A better interpretation would be that the high 3He/4He ratio arises from a deficiency in 4He in the upper mantle caused by low U+Th areas, and thus low rate of addition of radiogenic 4He." also referred to in the book "Radioactive and Stable Isotope Geology" by Hans-Gunter Attendorn and Robert N. Strictly speaking, however, those methods do not belong to the topic of Radiometric dating, the current title of this article. Valich , 10 September 2006 (UTC) I understand that the half-life of a radio-isotope is unaffected by temperature, pressure, etc.Therefore, in my opinion, one of three things should be done: (1) rewrite the section so as not to appear as overtly off-topic; (2) move those other techniques to their proper places and place a link in "See also" section; or (3) rename the article to reflect a more general topic such as "Dating techniques" or the like.

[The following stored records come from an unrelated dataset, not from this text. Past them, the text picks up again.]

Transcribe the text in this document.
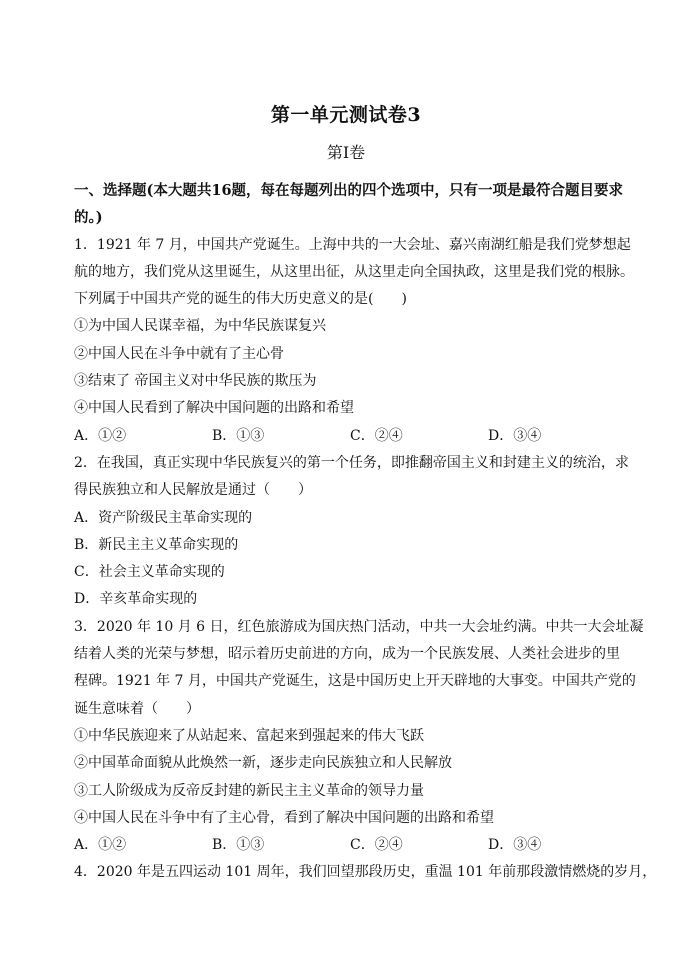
第一单元测试卷3
第Ⅰ卷
一、选择题(本大题共16题，每在每题列出的四个选项中，只有一项是最符合题目要求
的。)
1．1921 年 7 月，中国共产党诞生。上海中共的一大会址、嘉兴南湖红船是我们党梦想起
航的地方，我们党从这里诞生，从这里出征，从这里走向全国执政，这里是我们党的根脉。
下列属于中国共产党的诞生的伟大历史意义的是(　　)
①为中国人民谋幸福，为中华民族谋复兴
②中国人民在斗争中就有了主心骨
③结束了 帝国主义对中华民族的欺压为
④中国人民看到了解决中国问题的出路和希望
A．①②	B．①③	C．②④	D．③④
2．在我国，真正实现中华民族复兴的第一个任务，即推翻帝国主义和封建主义的统治，求
得民族独立和人民解放是通过（　　）
A．资产阶级民主革命实现的
B．新民主主义革命实现的
C．社会主义革命实现的
D．辛亥革命实现的
3．2020 年 10 月 6 日，红色旅游成为国庆热门活动，中共一大会址约满。中共一大会址凝
结着人类的光荣与梦想，昭示着历史前进的方向，成为一个民族发展、人类社会进步的里
程碑。1921 年 7 月，中国共产党诞生，这是中国历史上开天辟地的大事变。中国共产党的
诞生意味着（　　）
①中华民族迎来了从站起来、富起来到强起来的伟大飞跃
②中国革命面貌从此焕然一新，逐步走向民族独立和人民解放
③工人阶级成为反帝反封建的新民主主义革命的领导力量
④中国人民在斗争中有了主心骨，看到了解决中国问题的出路和希望
A．①②	B．①③	C．②④	D．③④
4．2020 年是五四运动 101 周年，我们回望那段历史，重温 101 年前那段激情燃烧的岁月，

But don't other radiological sources have an effect? the atomic fallout from a meteorite or a supernova in a nearby star system. Example some part is 20000 years old and other is 35000 years in same animal.It seems such events could trigger substantial 'non-spontaneous' decay that would cause is discontinuity in the typical half-life curve and set dates off by an order of magnitude. Shortopinions , 29 March 2007 (UTC) Living things have been dated over 2500 years old. Posted unsigned, at , on April 22, 2007 by User:188.8.131.52 (Talk) (5,028 bytes).Also the level of C-14 in the atmosphere could increase significantly in response to such events too: making a sample appear younger than it really is. The procedure is inaccurate either way, since in order to use radiometric dating you have to make an assumption about how many isotopes were in the object being dated, don't you?ex: I'm dating a T-rex, and I find - I don't know - twenty billion isotopes.In order to know how old the rex is based on that data, I'd have to assume that it had a certain number of isotopes from the start.

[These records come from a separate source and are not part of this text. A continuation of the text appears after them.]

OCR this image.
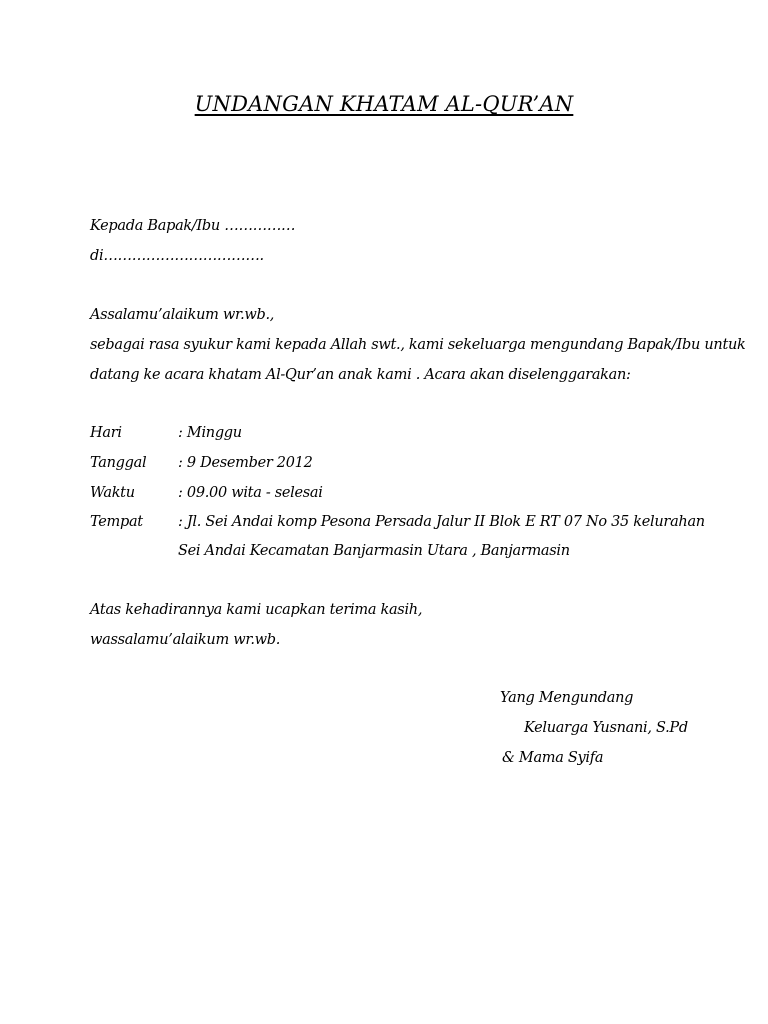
UNDANGAN KHATAM AL-QUR’AN
Kepada Bapak/Ibu ……………
di…………………………….
Assalamu’alaikum wr.wb.,
sebagai rasa syukur kami kepada Allah swt., kami sekeluarga mengundang Bapak/Ibu untuk
datang ke acara khatam Al-Qur’an anak kami . Acara akan diselenggarakan:
Hari	: Minggu
Tanggal : 9 Desember 2012
Waktu	: 09.00 wita - selesai
Tempat : Jl. Sei Andai komp Pesona Persada Jalur II Blok E RT 07 No 35 kelurahan
Sei Andai Kecamatan Banjarmasin Utara , Banjarmasin
Atas kehadirannya kami ucapkan terima kasih,
wassalamu’alaikum wr.wb.
Yang Mengundang
Keluarga Yusnani, S.Pd
& Mama Syifa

So if the isotopes had a half-life of fifty years, I could assume it started off with 80 billion isotopes and say it's a hundred and fifty years old. Zillakilla (talk) , 3 January 2008 (UTC) Um, yes, you're wrong.
Each type of radiometric dating uses the radioactive decay of only one isotope of one element.

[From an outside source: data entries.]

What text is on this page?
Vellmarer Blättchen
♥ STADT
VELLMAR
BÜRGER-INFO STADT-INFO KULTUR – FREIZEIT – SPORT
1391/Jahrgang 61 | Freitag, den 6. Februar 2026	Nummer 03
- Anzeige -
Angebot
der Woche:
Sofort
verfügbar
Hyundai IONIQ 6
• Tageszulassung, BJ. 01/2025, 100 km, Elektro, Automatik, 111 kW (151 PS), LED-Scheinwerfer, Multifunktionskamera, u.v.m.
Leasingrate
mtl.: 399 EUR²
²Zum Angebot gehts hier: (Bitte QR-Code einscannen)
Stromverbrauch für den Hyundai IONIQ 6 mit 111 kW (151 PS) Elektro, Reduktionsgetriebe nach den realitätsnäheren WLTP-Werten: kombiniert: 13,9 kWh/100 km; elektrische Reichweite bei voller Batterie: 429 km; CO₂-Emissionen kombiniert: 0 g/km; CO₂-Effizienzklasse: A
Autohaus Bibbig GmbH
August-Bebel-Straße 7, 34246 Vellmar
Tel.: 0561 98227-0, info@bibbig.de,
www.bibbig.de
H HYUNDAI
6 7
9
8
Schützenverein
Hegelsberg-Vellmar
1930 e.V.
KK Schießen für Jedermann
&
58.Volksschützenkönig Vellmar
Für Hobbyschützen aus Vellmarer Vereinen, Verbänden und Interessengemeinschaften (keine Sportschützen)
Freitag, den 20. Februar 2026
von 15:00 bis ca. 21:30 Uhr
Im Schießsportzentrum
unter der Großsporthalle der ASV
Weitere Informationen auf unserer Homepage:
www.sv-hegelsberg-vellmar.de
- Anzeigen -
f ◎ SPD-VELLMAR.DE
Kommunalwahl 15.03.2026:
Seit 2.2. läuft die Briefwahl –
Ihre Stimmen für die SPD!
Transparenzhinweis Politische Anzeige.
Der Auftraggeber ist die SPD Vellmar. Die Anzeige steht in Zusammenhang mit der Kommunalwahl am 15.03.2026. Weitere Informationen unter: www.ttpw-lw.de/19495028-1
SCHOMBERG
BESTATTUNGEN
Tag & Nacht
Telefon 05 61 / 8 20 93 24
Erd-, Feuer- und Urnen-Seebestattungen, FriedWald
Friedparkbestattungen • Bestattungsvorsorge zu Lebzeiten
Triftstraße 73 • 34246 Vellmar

These are ratios used in isotope dating of mantle plumes: "Popular with plume enthusiasts is the ratio of helium-3 to helium-4.
A higher ratio is characteristic of deep mantle origin, they argue.
Similar information can be gleaned from isotopes of the elements neodymium, strontium, lead, and hafnium.
The ratio of 3He/4He increases over time as 4He is produced by the decay of uranium and thorium.